Vitamin E increases production of vasodilator prostanoids in human aortic endothelial cells through opposing effects on cyclooxygenase-2 and phospholipase A2.

Impairment of endothelium-dependent vasodilation is associated with the initiation and development of atherosclerosis. Vasodilator prostanoids constitute a protective mechanism in maintaining normal vasomotor function. In the current study, we determined the effect of in vitro vitamin E supplementation at physiologically relevant concentrations (10-60 micromol/L) on the production of the vasodilator prostanoids prostaglandin I(2) (PGI(2); prostacyclin) and prostaglandin E(2)(PGE(2)) by human aortic endothelial cells (HAECs) as well as its underlying mechanism. Results showed that vitamin E dose dependently (10-40 micromol/L) increased the production of both prostanoids by HAECs. This was associated with a dose-dependent (10-40 micromol/L) upregulation of cytosolic phospholipase A(2) (cPLA(2)) expression and arachidonic acid release.
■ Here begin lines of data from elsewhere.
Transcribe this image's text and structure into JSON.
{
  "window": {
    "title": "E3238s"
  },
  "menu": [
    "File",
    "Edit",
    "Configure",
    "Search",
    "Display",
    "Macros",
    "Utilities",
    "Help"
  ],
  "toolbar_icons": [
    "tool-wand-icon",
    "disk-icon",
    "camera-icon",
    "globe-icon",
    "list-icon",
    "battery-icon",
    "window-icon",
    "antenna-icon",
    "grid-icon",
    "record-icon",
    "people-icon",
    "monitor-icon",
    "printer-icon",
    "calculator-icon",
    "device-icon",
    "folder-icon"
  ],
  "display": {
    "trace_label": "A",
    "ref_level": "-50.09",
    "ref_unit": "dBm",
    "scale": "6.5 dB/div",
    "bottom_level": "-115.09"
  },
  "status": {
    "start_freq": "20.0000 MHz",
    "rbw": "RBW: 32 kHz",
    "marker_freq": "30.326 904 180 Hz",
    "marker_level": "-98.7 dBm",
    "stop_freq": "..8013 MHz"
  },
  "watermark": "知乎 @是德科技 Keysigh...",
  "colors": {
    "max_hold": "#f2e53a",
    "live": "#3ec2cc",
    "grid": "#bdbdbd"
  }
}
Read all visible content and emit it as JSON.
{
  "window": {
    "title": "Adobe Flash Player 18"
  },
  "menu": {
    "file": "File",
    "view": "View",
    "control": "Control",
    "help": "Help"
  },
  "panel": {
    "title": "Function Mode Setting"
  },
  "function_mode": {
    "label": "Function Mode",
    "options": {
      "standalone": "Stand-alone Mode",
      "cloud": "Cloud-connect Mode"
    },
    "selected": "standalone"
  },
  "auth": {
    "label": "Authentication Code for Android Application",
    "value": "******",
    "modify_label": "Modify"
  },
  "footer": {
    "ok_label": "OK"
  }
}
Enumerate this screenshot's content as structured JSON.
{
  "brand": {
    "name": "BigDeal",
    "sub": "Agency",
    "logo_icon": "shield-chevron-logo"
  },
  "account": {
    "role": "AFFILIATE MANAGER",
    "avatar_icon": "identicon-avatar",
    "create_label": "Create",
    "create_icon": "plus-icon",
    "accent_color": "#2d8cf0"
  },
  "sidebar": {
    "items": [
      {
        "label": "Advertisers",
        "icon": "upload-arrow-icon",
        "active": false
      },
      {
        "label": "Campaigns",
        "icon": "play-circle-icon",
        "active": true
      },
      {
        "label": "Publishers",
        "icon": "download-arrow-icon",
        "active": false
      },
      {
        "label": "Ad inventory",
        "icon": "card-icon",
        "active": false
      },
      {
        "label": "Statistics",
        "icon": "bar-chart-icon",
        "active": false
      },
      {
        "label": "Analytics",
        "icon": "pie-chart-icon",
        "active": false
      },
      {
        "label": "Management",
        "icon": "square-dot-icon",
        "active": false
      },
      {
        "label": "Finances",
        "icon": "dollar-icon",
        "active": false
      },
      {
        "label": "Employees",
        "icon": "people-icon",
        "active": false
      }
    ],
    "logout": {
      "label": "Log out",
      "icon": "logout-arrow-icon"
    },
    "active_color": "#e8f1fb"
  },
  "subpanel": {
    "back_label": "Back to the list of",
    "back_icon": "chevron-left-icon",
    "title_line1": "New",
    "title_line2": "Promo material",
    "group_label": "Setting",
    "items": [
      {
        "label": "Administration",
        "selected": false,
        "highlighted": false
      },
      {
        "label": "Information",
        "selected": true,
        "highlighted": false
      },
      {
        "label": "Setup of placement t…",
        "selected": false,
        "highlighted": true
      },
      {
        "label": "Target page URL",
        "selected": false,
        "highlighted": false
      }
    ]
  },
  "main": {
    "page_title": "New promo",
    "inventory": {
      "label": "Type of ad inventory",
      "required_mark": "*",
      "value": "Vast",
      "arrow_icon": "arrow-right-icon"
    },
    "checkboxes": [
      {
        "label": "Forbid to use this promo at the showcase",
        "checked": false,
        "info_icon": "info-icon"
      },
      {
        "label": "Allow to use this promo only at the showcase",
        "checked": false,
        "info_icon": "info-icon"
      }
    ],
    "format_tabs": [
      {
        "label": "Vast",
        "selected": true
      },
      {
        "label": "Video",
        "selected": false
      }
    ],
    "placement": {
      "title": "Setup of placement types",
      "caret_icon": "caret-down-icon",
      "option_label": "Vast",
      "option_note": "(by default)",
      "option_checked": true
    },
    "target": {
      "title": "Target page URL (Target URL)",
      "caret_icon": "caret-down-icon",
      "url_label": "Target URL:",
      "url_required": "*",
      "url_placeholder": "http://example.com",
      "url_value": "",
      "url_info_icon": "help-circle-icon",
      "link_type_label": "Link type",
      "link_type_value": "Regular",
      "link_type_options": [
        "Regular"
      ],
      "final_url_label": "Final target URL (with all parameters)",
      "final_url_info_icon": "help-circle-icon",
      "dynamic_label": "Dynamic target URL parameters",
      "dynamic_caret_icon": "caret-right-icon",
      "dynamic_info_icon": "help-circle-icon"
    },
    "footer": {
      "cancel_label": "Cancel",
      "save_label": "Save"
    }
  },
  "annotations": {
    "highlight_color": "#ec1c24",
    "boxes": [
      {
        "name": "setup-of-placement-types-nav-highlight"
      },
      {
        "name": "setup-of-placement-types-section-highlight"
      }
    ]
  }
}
In contrast, vitamin E dose dependently (10-60 micromol/L) inhibited cyclooxygenase (COX) activity but did not affect the expression of either COX-1 or COX-2, indicating that the effect of vitamin E on COX activity was post-translational. Thus, vitamin E had opposing effects on the 2 key enzymes in prostanoid biosynthesis; at the concentrations used in this study, this resulted in a net increase in the production of vasodilator prostanoids. The vitamin E-induced increase in PGI(2) and PGE(2) production may contribute to its suggested beneficial effect in preserving endothelial function.